MOJOK.CO Penulis sastra beridentitas LGBT atau queer di Indonesia sering ngalamin hal-hal jahat. Termasuk ketika dikomen, “Ah, curcol doang ini mah.”

Penghujung tahun 2020, penulis dan penyair Norman Erikson Pasaribu hijrah kembali pada format antologi cerita pendek Cerita-Cerita Bahagia, Hampir Seutuhnya, setelah kumpulan puisi Sergius Mencari Bacchus sukses pelesir di kancah internasional.

Dalam ucapan terima kasihnya, Norman menyebut buku terbarunya ini sebagai “proyek pulih” setelah terpaksa mengalami “hal-hal jahat” (hal. 201) seusai antologi puisi pertamanya didakwa menjadi juara pertama dalam Sayembara Manuskrip Buku Puisi Dewan Kesenian Jakarta 2015.

Saya tidak tahu persis, seperti apa bentuk konkret “hal-hal jahat” tersebut, dan apakah “hal-hal” tersebut berkaitan dengan karier kepenulisannya atau tidak.
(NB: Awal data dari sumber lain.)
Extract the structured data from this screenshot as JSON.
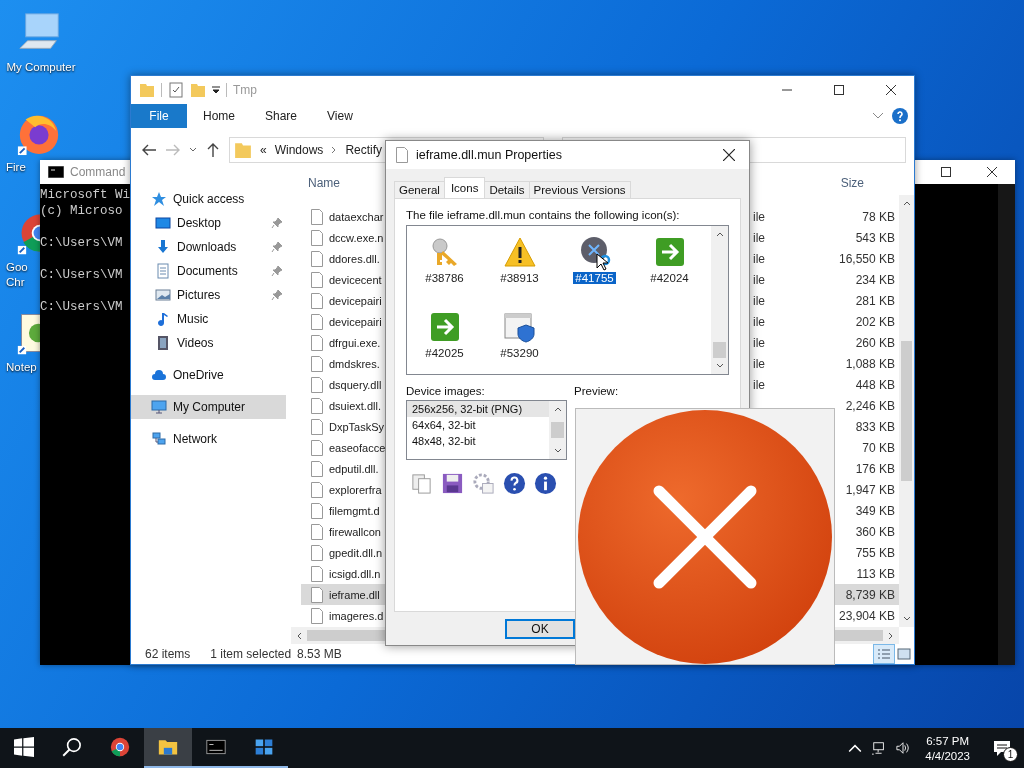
{
  "desktop_icons": [
    {
      "kind": "computer",
      "lines": [
        "My Computer"
      ]
    },
    {
      "kind": "firefox",
      "lines": [
        "Fire"
      ]
    },
    {
      "kind": "chrome",
      "lines": [
        "Goo",
        "Chr"
      ]
    },
    {
      "kind": "notepad",
      "lines": [
        "Notep"
      ]
    }
  ],
  "command_prompt": {
    "title": "Command",
    "lines": [
      {
        "kind": "banner",
        "text": "Microsoft Wi"
      },
      {
        "kind": "banner",
        "text": "(c) Microso"
      },
      {
        "kind": "prompt",
        "text": "C:\\Users\\VM"
      },
      {
        "kind": "prompt",
        "text": "C:\\Users\\VM"
      },
      {
        "kind": "prompt",
        "text": "C:\\Users\\VM"
      }
    ]
  },
  "explorer": {
    "title": "Tmp",
    "ribbon_tabs": [
      {
        "label": "File",
        "kind": "file_menu"
      },
      {
        "label": "Home",
        "kind": "tab"
      },
      {
        "label": "Share",
        "kind": "tab"
      },
      {
        "label": "View",
        "kind": "tab"
      }
    ],
    "address": {
      "overflow": "«",
      "crumbs": [
        "Windows",
        "Rectify"
      ]
    },
    "nav": [
      {
        "label": "Quick access",
        "kind": "star",
        "selected": false,
        "children": [
          {
            "label": "Desktop",
            "kind": "desktop",
            "pinned": true,
            "selected": false
          },
          {
            "label": "Downloads",
            "kind": "download",
            "pinned": true,
            "selected": false
          },
          {
            "label": "Documents",
            "kind": "documents",
            "pinned": true,
            "selected": false
          },
          {
            "label": "Pictures",
            "kind": "pictures",
            "pinned": true,
            "selected": false
          },
          {
            "label": "Music",
            "kind": "music",
            "pinned": false,
            "selected": false
          },
          {
            "label": "Videos",
            "kind": "videos",
            "pinned": false,
            "selected": false
          }
        ]
      },
      {
        "label": "OneDrive",
        "kind": "cloud",
        "selected": false
      },
      {
        "label": "My Computer",
        "kind": "computer",
        "selected": true
      },
      {
        "label": "Network",
        "kind": "network",
        "selected": false
      }
    ],
    "columns": {
      "name": "Name",
      "size": "Size"
    },
    "files": [
      {
        "name": "dataexchar",
        "type": "ile",
        "size": "78 KB",
        "selected": false
      },
      {
        "name": "dccw.exe.n",
        "type": "ile",
        "size": "543 KB",
        "selected": false
      },
      {
        "name": "ddores.dll.",
        "type": "ile",
        "size": "16,550 KB",
        "selected": false
      },
      {
        "name": "devicecent",
        "type": "ile",
        "size": "234 KB",
        "selected": false
      },
      {
        "name": "devicepairi",
        "type": "ile",
        "size": "281 KB",
        "selected": false
      },
      {
        "name": "devicepairi",
        "type": "ile",
        "size": "202 KB",
        "selected": false
      },
      {
        "name": "dfrgui.exe.",
        "type": "ile",
        "size": "260 KB",
        "selected": false
      },
      {
        "name": "dmdskres.",
        "type": "ile",
        "size": "1,088 KB",
        "selected": false
      },
      {
        "name": "dsquery.dll",
        "type": "ile",
        "size": "448 KB",
        "selected": false
      },
      {
        "name": "dsuiext.dll.",
        "size": "2,246 KB",
        "selected": false
      },
      {
        "name": "DxpTaskSy",
        "size": "833 KB",
        "selected": false
      },
      {
        "name": "easeofacce",
        "size": "70 KB",
        "selected": false
      },
      {
        "name": "edputil.dll.",
        "size": "176 KB",
        "selected": false
      },
      {
        "name": "explorerfra",
        "size": "1,947 KB",
        "selected": false
      },
      {
        "name": "filemgmt.d",
        "size": "349 KB",
        "selected": false
      },
      {
        "name": "firewallcon",
        "size": "360 KB",
        "selected": false
      },
      {
        "name": "gpedit.dll.n",
        "size": "755 KB",
        "selected": false
      },
      {
        "name": "icsigd.dll.n",
        "size": "113 KB",
        "selected": false
      },
      {
        "name": "ieframe.dll",
        "size": "8,739 KB",
        "selected": true
      },
      {
        "name": "imageres.d",
        "size": "23,904 KB",
        "selected": false
      }
    ],
    "status": {
      "items": "62 items",
      "selection": "1 item selected",
      "size": "8.53 MB"
    }
  },
  "properties": {
    "title": "ieframe.dll.mun Properties",
    "tabs": [
      {
        "label": "General",
        "selected": false
      },
      {
        "label": "Icons",
        "selected": true
      },
      {
        "label": "Details",
        "selected": false
      },
      {
        "label": "Previous Versions",
        "selected": false
      }
    ],
    "intro": "The file ieframe.dll.mun contains the following icon(s):",
    "icons": [
      {
        "label": "#38786",
        "kind": "key",
        "selected": false
      },
      {
        "label": "#38913",
        "kind": "warning",
        "selected": false
      },
      {
        "label": "#41755",
        "kind": "blocked",
        "selected": true
      },
      {
        "label": "#42024",
        "kind": "arrow",
        "selected": false
      },
      {
        "label": "#42025",
        "kind": "arrow",
        "selected": false
      },
      {
        "label": "#53290",
        "kind": "shield",
        "selected": false
      }
    ],
    "device_images_label": "Device images:",
    "device_images": [
      {
        "label": "256x256, 32-bit (PNG)",
        "selected": true
      },
      {
        "label": "64x64, 32-bit",
        "selected": false
      },
      {
        "label": "48x48, 32-bit",
        "selected": false
      }
    ],
    "preview_label": "Preview:",
    "ok": "OK"
  },
  "taskbar": {
    "apps": [
      {
        "kind": "chrome",
        "running": false,
        "active": false
      },
      {
        "kind": "explorer",
        "running": true,
        "active": true
      },
      {
        "kind": "terminal",
        "running": true,
        "active": false
      },
      {
        "kind": "app",
        "running": true,
        "active": false
      }
    ],
    "time": "6:57 PM",
    "date": "4/4/2023",
    "notifications": "1"
  }
}
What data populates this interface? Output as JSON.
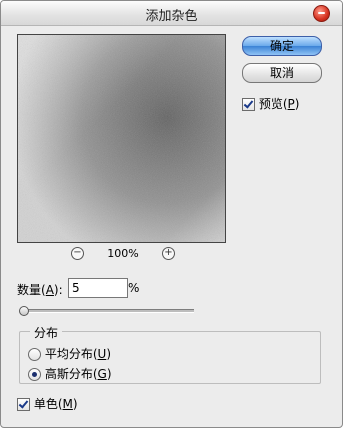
{
  "dialog": {
    "title": "添加杂色"
  },
  "buttons": {
    "ok": "确定",
    "cancel": "取消"
  },
  "preview_option": {
    "label": "预览",
    "mnemonic": "P",
    "checked": true
  },
  "zoom": {
    "level": "100%",
    "minus_icon": "zoom-out-icon",
    "plus_icon": "zoom-in-icon"
  },
  "amount": {
    "label": "数量",
    "mnemonic": "A",
    "colon": ":",
    "value": "5",
    "unit": "%",
    "slider_fraction": 0.01
  },
  "distribution": {
    "title": "分布",
    "options": [
      {
        "label": "平均分布",
        "mnemonic": "U",
        "selected": false
      },
      {
        "label": "高斯分布",
        "mnemonic": "G",
        "selected": true
      }
    ]
  },
  "monochrome": {
    "label": "单色",
    "mnemonic": "M",
    "checked": true
  }
}
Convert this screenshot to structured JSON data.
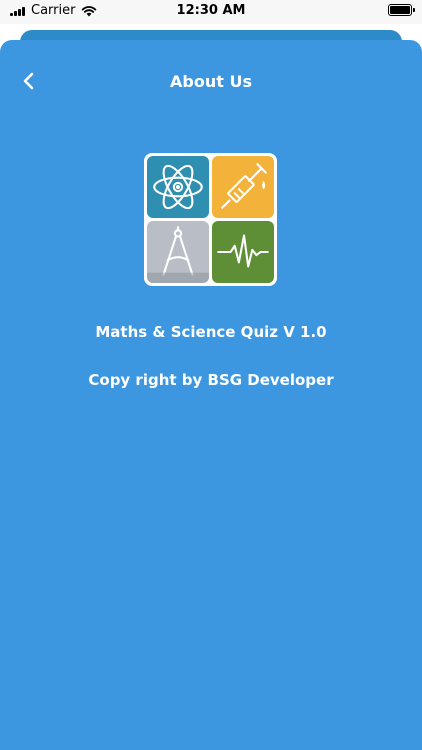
{
  "status_bar": {
    "carrier": "Carrier",
    "time": "12:30 AM",
    "icons": [
      "signal-icon",
      "wifi-icon",
      "battery-icon"
    ]
  },
  "header": {
    "title": "About Us",
    "back_icon": "chevron-left-icon"
  },
  "logo": {
    "tiles": [
      "atom-icon",
      "syringe-icon",
      "compass-icon",
      "heartbeat-wave-icon"
    ]
  },
  "content": {
    "app_version": "Maths & Science Quiz V 1.0",
    "copyright": "Copy right by BSG Developer"
  },
  "colors": {
    "background": "#3c97e0",
    "backdrop_sheet": "#2e8bc9",
    "text": "#ffffff"
  }
}
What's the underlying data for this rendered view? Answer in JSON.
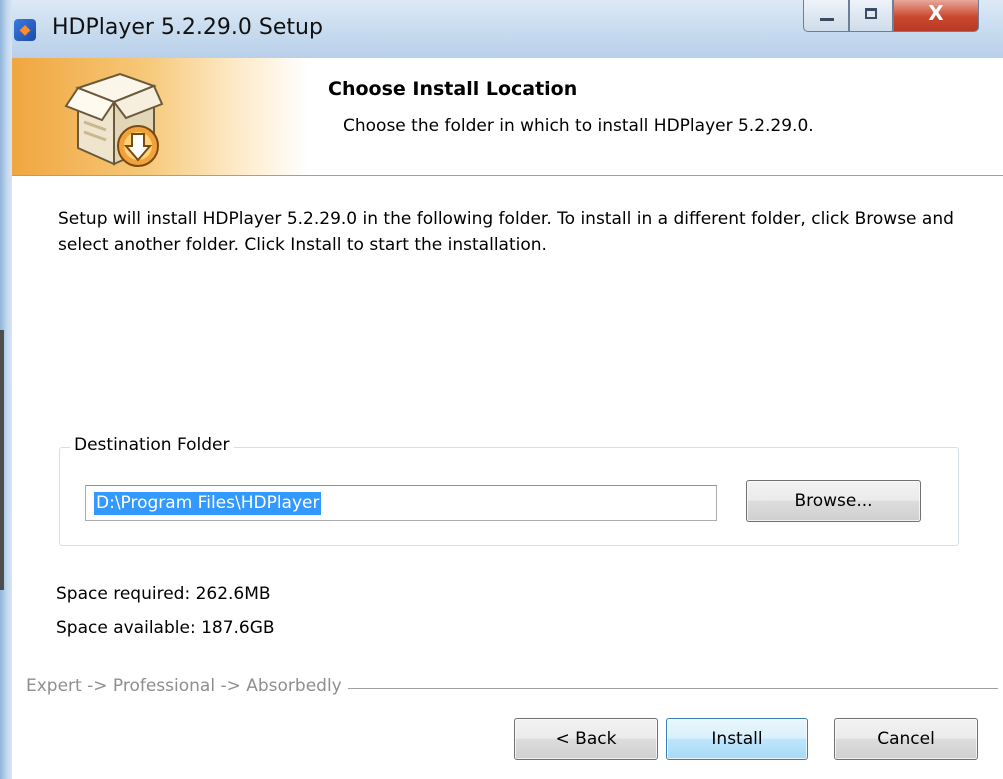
{
  "window": {
    "title": "HDPlayer 5.2.29.0 Setup",
    "close_glyph": "X"
  },
  "header": {
    "title": "Choose Install Location",
    "subtitle": "Choose the folder in which to install HDPlayer 5.2.29.0."
  },
  "main": {
    "intro": "Setup will install HDPlayer 5.2.29.0 in the following folder. To install in a different folder, click Browse and select another folder. Click Install to start the installation.",
    "destination_label": "Destination Folder",
    "destination_path": "D:\\Program Files\\HDPlayer",
    "browse_label": "Browse...",
    "space_required": "Space required: 262.6MB",
    "space_available": "Space available: 187.6GB"
  },
  "footer": {
    "branding": "Expert -> Professional -> Absorbedly",
    "back_label": "< Back",
    "install_label": "Install",
    "cancel_label": "Cancel"
  },
  "icons": {
    "app": "hdplayer-app-icon",
    "header": "install-box-icon"
  },
  "colors": {
    "selection": "#3399ff",
    "header_art": "#f0a640"
  }
}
Saya sungguh tidak tahu pasti.

Meski begitu, saya tergelitik dengan kode “hal-hal jahat” itu. Idiom ini sukses membikin saya melihat kembali peta kepenulisan queer di Indonesia, di mana penulis-penulis beridentitas LGBT pun sempat mengalami hal-hal jahat.

Identitas mereka dihujat, dan karyanya dipandang sebelah mata. Tanpa backing-an yang kuat dari geng-geng sastra yang menyumbang blurb berbunyi seperti “daya magnetisnya kuat” atau “integritas penulisnya kokoh”, karya penulis beridentitas LGBT berisiko dihakimi sebagai “tak serius” atau hanya sekedar “curcol coming out” si penulis.

Namun, pada saat bersamaan, saya pun menakar-nakar bahwa sesungguhnya perkara jahat-menjahati dalam dunia perbukuan bukanlah sesuatu yang murni baru. Norman beruntung, karyanya sukses bahkan dilirik penerbit luar negeri—dia kini menjelma Uma Thurman yang siap menggasak Bill dan kroni-kroninya.

Tetapi, berapa banyak penulis lain yang juga mengangkat isu LGBT—sebutan edgy-nya sekarang: queer—berhasil ditahbiskan sebagai pionir—atau minimal, pion-pion—sastra Indonesia?

Apakah sastra queer ini sesuatu yang seratus persen baru? Lantas, bagaimana penulis seperti Andy Lotex dan Antok Serean yang mengangkat tema gay secara terbuka (dan diterbitkan secara independen) akan diposisikan dalam ranah “sastra queer”, kalau memang ranah tersebut sungguhan ada? Apakah karya mereka sastrawi?

Pertanyaan-pertanyaan semacam ini dapat membantu melihat peta dunia perbukuan kita, terutama di tengah mencuatnya isu queer sebagai bagian politik identitas global, yang tentu saja berpengaruh pada bagaimana industri perbukuan dalam menempatkan tema-tema dan penulis queer itu sendiri.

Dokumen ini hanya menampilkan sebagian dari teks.